A sociedade brasileira é permeada pela ideia de que um negro deve
ouvir, e até rir, das piadas racistas que lhe são contadas. Se não
gostar e reclamar do escárnio, sua atitude é tida como fruto da má
educação. “Reage porque é grosseiro, não tem senso de humor.”
E é uma ideia aceita por todos que se sentem no direito de fazer
piadinhas dessa natureza (semelhante àquela história de Brás Cubas
na infância, que monta no menino negro e faz dele seu cavalo selado,
dando-lhe chicotadas enquanto o cavalga no amplo espaço da Casa
Grande, repreendendo o negrinho quando este reclama, em Memórias
Póstumas de Brás Cubas, de Machado de Assis).
Histórias como estas, registradas na ficção ou em fatos reais
contemporâneos, são inúmeras. O caso mais recente é o do vídeo
publicado pelo integrante da seleção brasileira de Ginástica
Artística, Arthur Nory Mariano, em que aparece ele e mais dois
zoando o colega negro Ângelo Assumpção, que reagiu timidamente.
“Saquinho de supermercado é branco, o de lixo é preto. (...)
Celular, quando funciona, sua tela é branca, quando estraga ...”
A observação em si não seria nada, mas há um contexto cujo cerne
é a cor da pele do rapaz. Neste caso, a analogia das cores
ultrapassa a configuração da realidade das coisas e atinge a
consciência negra, não só na cor da pele, mas na sua condição
humana, tanto histórica (negros na escravidão, considerados animais
ou mercadorias com as quais se pode fazer qualquer coisa, dos quais
pode-se dizer qualquer coisa, ou negros como cidadãos de segunda
categoria nos dias de hoje) quanto subjetiva (o que sinto quando
entendo a dimensão dessa investida contra mim). Logo, atinge a todos
os negros conscientes dessa condição.
Arthur achou que a circunstância do fato era pouco e publicou o
vídeo na internet para compartilhar a façanha. Diante dos
protestos, já tinha sua desculpa: “Vocês entenderam errado.”

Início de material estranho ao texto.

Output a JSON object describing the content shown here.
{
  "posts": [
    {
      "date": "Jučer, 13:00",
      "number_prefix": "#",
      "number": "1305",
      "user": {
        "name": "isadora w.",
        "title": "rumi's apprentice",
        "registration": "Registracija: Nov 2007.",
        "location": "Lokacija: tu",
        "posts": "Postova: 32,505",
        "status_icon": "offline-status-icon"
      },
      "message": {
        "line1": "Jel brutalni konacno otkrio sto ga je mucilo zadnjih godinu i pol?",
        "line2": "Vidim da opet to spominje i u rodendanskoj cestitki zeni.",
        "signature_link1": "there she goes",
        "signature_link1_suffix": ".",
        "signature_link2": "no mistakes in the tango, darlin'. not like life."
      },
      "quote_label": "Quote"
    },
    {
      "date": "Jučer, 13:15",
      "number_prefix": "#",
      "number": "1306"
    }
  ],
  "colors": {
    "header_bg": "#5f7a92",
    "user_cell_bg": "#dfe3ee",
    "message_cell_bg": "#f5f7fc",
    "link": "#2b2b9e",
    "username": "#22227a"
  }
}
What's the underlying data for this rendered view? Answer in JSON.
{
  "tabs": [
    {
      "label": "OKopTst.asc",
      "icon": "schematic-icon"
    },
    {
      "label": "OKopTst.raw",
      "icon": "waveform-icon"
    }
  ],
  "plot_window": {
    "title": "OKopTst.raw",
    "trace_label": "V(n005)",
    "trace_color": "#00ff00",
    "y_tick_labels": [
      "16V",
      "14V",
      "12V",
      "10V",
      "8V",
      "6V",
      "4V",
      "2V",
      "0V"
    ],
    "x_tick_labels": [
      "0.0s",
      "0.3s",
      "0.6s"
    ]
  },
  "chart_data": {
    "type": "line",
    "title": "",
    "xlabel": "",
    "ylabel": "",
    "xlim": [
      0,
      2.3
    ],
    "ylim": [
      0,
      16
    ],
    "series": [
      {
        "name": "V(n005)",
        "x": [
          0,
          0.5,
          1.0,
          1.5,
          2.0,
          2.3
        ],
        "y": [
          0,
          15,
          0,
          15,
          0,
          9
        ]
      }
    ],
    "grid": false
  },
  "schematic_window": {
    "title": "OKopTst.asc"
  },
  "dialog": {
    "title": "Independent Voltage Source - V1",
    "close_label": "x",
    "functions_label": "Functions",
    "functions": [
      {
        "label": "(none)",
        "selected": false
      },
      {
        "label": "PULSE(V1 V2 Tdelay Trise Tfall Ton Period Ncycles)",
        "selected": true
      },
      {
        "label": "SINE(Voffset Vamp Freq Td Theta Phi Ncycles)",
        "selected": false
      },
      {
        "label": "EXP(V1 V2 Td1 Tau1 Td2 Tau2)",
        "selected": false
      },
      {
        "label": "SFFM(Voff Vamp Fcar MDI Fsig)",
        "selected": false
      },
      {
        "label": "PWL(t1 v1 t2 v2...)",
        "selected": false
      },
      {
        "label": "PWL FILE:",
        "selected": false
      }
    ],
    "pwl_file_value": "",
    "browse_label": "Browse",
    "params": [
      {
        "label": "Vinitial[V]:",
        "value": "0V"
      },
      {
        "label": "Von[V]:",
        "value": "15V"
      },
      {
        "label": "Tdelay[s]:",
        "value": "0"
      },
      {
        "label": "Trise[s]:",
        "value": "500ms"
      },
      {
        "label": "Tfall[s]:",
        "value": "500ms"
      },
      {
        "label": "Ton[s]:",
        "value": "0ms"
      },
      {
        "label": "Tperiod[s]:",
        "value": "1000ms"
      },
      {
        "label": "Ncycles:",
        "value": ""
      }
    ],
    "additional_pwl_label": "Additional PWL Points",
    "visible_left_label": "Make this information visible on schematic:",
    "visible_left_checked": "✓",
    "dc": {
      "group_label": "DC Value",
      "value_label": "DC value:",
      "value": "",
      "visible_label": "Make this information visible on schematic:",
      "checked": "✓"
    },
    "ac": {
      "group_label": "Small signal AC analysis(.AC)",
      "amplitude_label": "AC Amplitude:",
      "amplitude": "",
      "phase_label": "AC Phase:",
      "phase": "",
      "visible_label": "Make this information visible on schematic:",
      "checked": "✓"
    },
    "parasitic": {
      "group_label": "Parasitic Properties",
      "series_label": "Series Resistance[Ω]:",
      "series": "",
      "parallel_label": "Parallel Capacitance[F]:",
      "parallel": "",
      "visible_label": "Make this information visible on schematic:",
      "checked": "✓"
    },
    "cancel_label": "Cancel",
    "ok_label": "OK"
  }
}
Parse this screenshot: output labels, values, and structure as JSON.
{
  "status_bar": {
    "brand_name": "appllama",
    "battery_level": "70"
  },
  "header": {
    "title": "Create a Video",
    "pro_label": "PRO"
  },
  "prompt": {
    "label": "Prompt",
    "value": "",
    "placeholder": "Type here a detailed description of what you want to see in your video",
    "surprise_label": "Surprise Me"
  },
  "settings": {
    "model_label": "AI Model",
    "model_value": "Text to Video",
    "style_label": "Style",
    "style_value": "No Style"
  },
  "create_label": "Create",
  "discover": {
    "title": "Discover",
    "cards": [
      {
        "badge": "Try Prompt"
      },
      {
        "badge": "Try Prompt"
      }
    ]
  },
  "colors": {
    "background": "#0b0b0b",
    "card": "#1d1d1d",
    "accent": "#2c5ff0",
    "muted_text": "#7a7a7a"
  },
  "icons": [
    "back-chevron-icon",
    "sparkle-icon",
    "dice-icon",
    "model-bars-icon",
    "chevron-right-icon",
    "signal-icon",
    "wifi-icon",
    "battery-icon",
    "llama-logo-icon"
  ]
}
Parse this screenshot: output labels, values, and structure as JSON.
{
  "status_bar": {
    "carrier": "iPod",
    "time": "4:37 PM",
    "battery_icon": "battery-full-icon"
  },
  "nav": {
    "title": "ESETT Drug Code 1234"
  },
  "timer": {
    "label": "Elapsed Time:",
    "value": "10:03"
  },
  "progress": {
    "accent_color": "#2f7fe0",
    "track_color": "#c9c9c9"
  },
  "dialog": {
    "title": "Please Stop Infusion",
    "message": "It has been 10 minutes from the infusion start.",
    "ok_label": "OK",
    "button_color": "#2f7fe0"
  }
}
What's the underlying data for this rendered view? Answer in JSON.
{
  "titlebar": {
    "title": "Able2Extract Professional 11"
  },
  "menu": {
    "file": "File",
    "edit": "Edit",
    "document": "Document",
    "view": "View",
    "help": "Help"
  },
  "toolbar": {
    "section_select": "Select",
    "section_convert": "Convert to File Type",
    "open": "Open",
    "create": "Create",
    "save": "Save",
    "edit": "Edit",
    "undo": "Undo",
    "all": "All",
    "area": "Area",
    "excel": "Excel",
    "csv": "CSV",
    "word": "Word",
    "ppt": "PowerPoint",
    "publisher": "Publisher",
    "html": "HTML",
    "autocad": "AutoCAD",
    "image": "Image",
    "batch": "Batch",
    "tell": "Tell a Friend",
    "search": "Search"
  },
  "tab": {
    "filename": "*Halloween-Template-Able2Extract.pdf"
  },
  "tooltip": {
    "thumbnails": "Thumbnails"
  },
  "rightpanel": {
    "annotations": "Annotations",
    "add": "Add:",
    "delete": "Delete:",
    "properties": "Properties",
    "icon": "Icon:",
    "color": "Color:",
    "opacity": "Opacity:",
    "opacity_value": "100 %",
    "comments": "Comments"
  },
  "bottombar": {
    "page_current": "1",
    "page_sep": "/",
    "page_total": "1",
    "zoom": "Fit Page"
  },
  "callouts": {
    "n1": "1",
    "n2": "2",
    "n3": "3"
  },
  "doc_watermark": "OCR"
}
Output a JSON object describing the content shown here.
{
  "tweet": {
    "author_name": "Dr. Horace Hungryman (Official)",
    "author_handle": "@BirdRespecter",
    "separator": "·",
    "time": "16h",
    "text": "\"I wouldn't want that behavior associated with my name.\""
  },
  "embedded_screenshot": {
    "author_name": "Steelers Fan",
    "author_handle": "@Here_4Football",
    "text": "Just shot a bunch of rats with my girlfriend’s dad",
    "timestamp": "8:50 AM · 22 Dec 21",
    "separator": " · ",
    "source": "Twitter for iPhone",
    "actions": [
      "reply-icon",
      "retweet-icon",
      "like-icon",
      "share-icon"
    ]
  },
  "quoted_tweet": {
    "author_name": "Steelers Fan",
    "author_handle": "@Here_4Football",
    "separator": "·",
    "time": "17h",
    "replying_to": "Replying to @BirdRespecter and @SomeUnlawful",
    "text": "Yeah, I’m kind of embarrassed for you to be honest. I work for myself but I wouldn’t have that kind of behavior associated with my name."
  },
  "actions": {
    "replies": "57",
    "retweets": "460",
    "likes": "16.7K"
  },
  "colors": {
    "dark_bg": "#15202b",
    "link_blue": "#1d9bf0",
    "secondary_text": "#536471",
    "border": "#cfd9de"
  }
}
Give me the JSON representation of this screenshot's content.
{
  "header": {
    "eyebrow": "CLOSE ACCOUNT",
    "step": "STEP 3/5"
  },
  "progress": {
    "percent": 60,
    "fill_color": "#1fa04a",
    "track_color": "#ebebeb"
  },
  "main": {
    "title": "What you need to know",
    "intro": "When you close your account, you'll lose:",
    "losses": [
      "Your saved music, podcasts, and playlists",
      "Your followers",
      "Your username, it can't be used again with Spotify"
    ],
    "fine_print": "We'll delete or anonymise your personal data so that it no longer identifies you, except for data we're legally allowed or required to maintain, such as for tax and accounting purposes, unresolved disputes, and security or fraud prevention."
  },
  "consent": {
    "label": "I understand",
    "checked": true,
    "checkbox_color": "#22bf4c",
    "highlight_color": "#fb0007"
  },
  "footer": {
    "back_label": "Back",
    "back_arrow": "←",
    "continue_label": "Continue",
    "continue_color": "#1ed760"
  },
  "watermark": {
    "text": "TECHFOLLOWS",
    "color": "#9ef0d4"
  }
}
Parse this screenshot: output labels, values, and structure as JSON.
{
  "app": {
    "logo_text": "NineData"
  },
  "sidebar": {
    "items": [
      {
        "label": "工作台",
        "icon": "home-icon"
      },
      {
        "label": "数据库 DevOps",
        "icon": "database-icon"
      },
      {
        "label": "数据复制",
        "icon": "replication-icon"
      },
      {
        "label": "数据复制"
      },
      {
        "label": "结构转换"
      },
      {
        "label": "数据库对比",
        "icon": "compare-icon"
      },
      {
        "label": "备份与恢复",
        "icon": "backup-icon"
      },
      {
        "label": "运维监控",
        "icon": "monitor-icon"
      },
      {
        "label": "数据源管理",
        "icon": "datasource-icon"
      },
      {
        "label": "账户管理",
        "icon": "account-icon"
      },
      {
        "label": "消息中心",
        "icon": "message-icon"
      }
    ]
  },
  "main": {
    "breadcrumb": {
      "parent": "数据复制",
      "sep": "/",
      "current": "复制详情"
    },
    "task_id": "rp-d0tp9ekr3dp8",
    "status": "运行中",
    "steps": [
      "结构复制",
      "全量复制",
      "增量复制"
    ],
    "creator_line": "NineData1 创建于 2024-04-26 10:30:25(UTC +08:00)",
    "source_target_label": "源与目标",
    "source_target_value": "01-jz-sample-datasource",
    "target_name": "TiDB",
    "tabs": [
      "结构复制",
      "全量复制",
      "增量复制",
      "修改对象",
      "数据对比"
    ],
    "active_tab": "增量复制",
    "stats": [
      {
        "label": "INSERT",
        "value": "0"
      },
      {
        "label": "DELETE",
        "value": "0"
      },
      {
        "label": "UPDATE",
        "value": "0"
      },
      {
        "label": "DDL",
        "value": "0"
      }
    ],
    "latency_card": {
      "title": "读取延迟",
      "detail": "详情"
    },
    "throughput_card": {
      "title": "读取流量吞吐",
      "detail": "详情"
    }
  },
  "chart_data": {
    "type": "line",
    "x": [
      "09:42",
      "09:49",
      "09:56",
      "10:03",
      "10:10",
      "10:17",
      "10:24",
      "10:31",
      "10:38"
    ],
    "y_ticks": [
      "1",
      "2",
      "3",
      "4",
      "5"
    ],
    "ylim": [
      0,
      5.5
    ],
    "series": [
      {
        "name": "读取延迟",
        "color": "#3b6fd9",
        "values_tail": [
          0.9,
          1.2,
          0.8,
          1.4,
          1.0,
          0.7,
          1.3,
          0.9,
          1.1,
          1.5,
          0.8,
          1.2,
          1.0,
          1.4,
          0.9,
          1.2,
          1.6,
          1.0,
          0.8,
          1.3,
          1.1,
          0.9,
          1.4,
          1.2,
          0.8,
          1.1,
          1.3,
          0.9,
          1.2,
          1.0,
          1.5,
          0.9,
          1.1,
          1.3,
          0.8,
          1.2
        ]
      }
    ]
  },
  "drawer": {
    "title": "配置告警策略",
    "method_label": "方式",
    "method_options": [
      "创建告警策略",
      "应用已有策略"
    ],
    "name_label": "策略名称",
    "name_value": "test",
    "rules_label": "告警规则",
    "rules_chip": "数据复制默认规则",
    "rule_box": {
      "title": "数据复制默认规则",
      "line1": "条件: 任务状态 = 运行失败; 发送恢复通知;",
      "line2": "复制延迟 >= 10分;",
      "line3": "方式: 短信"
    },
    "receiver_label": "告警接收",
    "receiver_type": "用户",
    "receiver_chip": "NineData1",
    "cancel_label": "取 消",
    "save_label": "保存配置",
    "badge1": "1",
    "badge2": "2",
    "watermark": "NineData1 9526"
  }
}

Quando isso ocorre na esfera privada, geralmente o assunto morre ali,
e o negro que vá lamber suas feridas pelos cantos. Mas quando os
insultos em forma de brincadeira passam para a esfera pública, de
modo geral, usa-se o recurso do cinismo como defesa. A frase “vocês
entenderam errado” é apenas mais uma que entra para o rol do
descaramento.
O que ocorreu entre esses jovens atletas não os coloca como racistas
de fato, mas repetiram um discurso racista, que no fim das contas dá
no mesmo, cometeram uma injúria racial. Há quem diga que injúria
racial é só falta de educação (tal qual uma possível reação da
vítima contra ela), que um Brasil mais bem educado deixaria de
apresentá-la. Mas, na verdade, o arquétipo racista foi construído
na camada mais bem educada da sociedade, influenciando o restante.
Não é difícil perceber isso. Os garotos podem não ser racistas,
mas souberam manejar bem facas e sabres do preconceito racial.